Nucleic acid purification is an important component of molecular biology and has a wide range of applications in medicine and biological sciences. Our nucleic acid purification kit uses first-class silica gel column technology (SiMax™ Spin Column) and magnetic beads technology (VSep™ Magnetic Separators, VirusMag™ One-Step DNA/RNA Isolation Kit, VirusMag™ DNA/RNA Isolation Kit), which can purify DNA/RNA from various sources quickly and reliably. The purity of DNA/RNA purified by our kit is very high and it is suitable for many downstream applications such as sequence determination, cloning, and cleavage.

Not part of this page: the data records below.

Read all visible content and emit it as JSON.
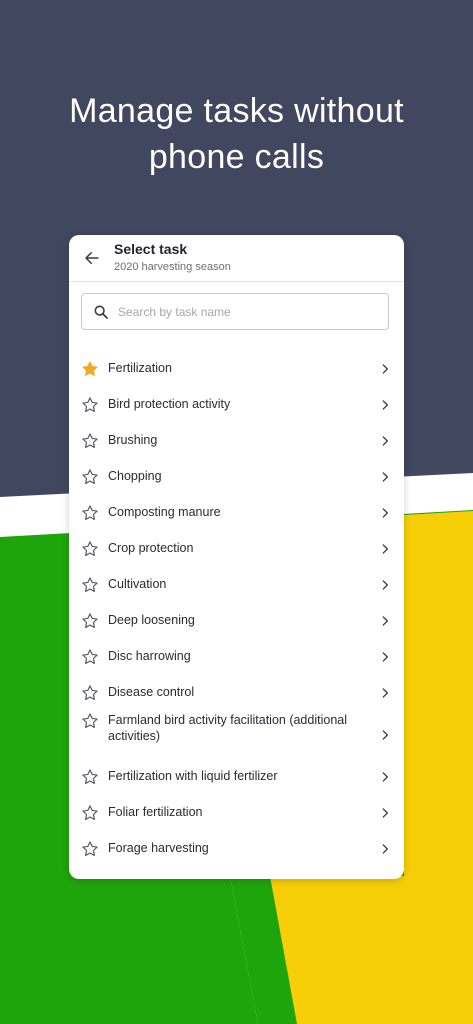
{
  "headline": {
    "line1": "Manage tasks without",
    "line2": "phone calls"
  },
  "colors": {
    "navy": "#41475e",
    "green": "#1fa50c",
    "yellow": "#f7cf08",
    "star_filled": "#f5a623",
    "star_outline": "#5a5a66"
  },
  "header": {
    "back_icon": "arrow-left-icon",
    "title": "Select task",
    "subtitle": "2020 harvesting season"
  },
  "search": {
    "icon": "search-icon",
    "placeholder": "Search by task name",
    "value": ""
  },
  "tasks": [
    {
      "label": "Fertilization",
      "favorite": true
    },
    {
      "label": "Bird protection activity",
      "favorite": false
    },
    {
      "label": "Brushing",
      "favorite": false
    },
    {
      "label": "Chopping",
      "favorite": false
    },
    {
      "label": "Composting manure",
      "favorite": false
    },
    {
      "label": "Crop protection",
      "favorite": false
    },
    {
      "label": "Cultivation",
      "favorite": false
    },
    {
      "label": "Deep loosening",
      "favorite": false
    },
    {
      "label": "Disc harrowing",
      "favorite": false
    },
    {
      "label": "Disease control",
      "favorite": false
    },
    {
      "label": "Farmland bird activity facilitation (additional activities)",
      "favorite": false
    },
    {
      "label": "Fertilization with liquid fertilizer",
      "favorite": false
    },
    {
      "label": "Foliar fertilization",
      "favorite": false
    },
    {
      "label": "Forage harvesting",
      "favorite": false
    }
  ]
}
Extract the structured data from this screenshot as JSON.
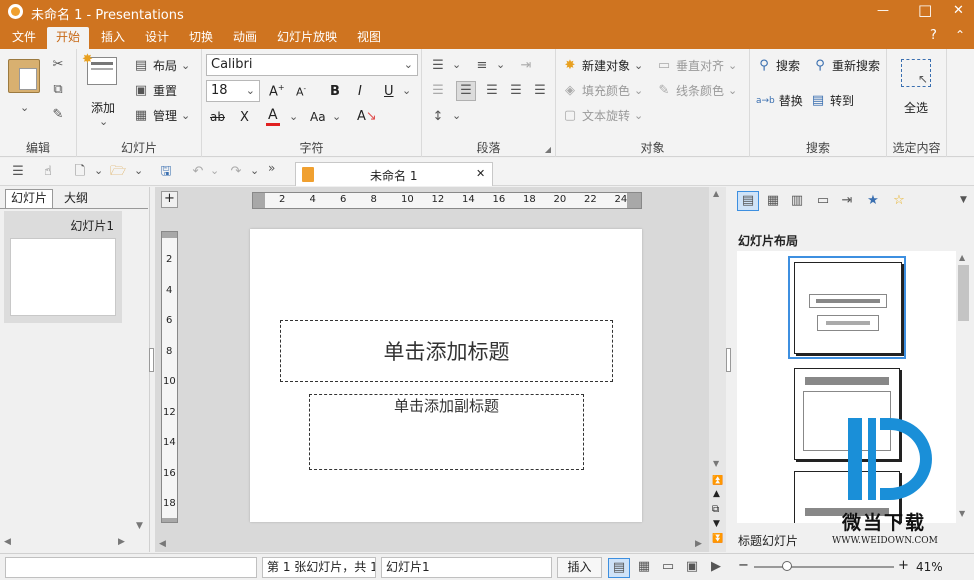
{
  "titlebar": {
    "title": "未命名 1 - Presentations",
    "minimize": "—",
    "maximize": "□",
    "close": "✕"
  },
  "tabs": [
    "文件",
    "开始",
    "插入",
    "设计",
    "切换",
    "动画",
    "幻灯片放映",
    "视图"
  ],
  "help": "?",
  "ribbon": {
    "groups": {
      "edit": "编辑",
      "slides": "幻灯片",
      "font": "字符",
      "para": "段落",
      "object": "对象",
      "search": "搜索",
      "select": "选定内容"
    },
    "add_label": "添加",
    "layout_label": "布局",
    "reset_label": "重置",
    "manage_label": "管理",
    "font_name": "Calibri",
    "font_size": "18",
    "bold": "B",
    "italic": "I",
    "underline": "U",
    "strike": "ab",
    "clear": "X",
    "fontcolor": "A",
    "fontsize_case": "Aa",
    "new_object": "新建对象",
    "fill_color": "填充颜色",
    "text_rotate": "文本旋转",
    "vertical_align": "垂直对齐",
    "line_color": "线条颜色",
    "search": "搜索",
    "research": "重新搜索",
    "replace": "替换",
    "goto": "转到",
    "replace_prefix": "a→b",
    "select_all": "全选"
  },
  "doc_tab": {
    "title": "未命名 1",
    "close": "✕"
  },
  "leftpane": {
    "tab_slides": "幻灯片",
    "tab_outline": "大纲",
    "thumb_label": "幻灯片1"
  },
  "slide": {
    "title_placeholder": "单击添加标题",
    "subtitle_placeholder": "单击添加副标题"
  },
  "ruler": {
    "h": [
      "2",
      "4",
      "6",
      "8",
      "10",
      "12",
      "14",
      "16",
      "18",
      "20",
      "22",
      "24"
    ],
    "v": [
      "2",
      "4",
      "6",
      "8",
      "10",
      "12",
      "14",
      "16",
      "18"
    ]
  },
  "rightpane": {
    "section_title": "幻灯片布局",
    "bottom_label": "标题幻灯片"
  },
  "status": {
    "slide_info": "第 1 张幻灯片，共 1",
    "slide_name": "幻灯片1",
    "insert": "插入",
    "zoom": "41%"
  },
  "watermark": {
    "text": "微当下载",
    "url": "WWW.WEIDOWN.COM"
  },
  "colors": {
    "brand": "#cf7420",
    "accent": "#c86a18",
    "selection": "#3d8fe0",
    "fontcolor_bar": "#e02020"
  }
}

DNA markers are used to determine the approximate size of molecules on the gel during electrophoresis, based on the principle that the molecular weight is inversely proportional to the mobility through the gel matrix. We provide abundant DNA molecular weight standards that can be used for various fragment lengths. Our fragments of DNA markers have been purified separately by proprietary technology, so their quality is superior to industry standards.
CRISPR (Clustered Regularly Interspaced Short Palindromic Repeats) is a family of DNA sequences found in the genomes of prokaryotic organisms such as bacteria and archaea. The gene-editing technology based on this system has a wide variety of applications. Here, we provide various Cas nucleases, synthetic sgRNAs, and T7 Endonuclease I of high quality to improve the accuracy and efficiency of your experiments. We also offer the Cas13a Nuclease (Lyophilized) and Cas12a Nuclease (Lyophilized) that can be transported at room temperature, saving the high cost of dry ice transportation.
Gene manipulation is a process that uses biotechnology to manipulate genes directly to generate new DNA and has been widely used in research, medicine, industrial biotechnology, and agriculture. Our Premium™ Master Assembly Mix and Topo Cloning kits (pBM23, pBM16A, pBM16K) provide efficient solutions for these types of demands.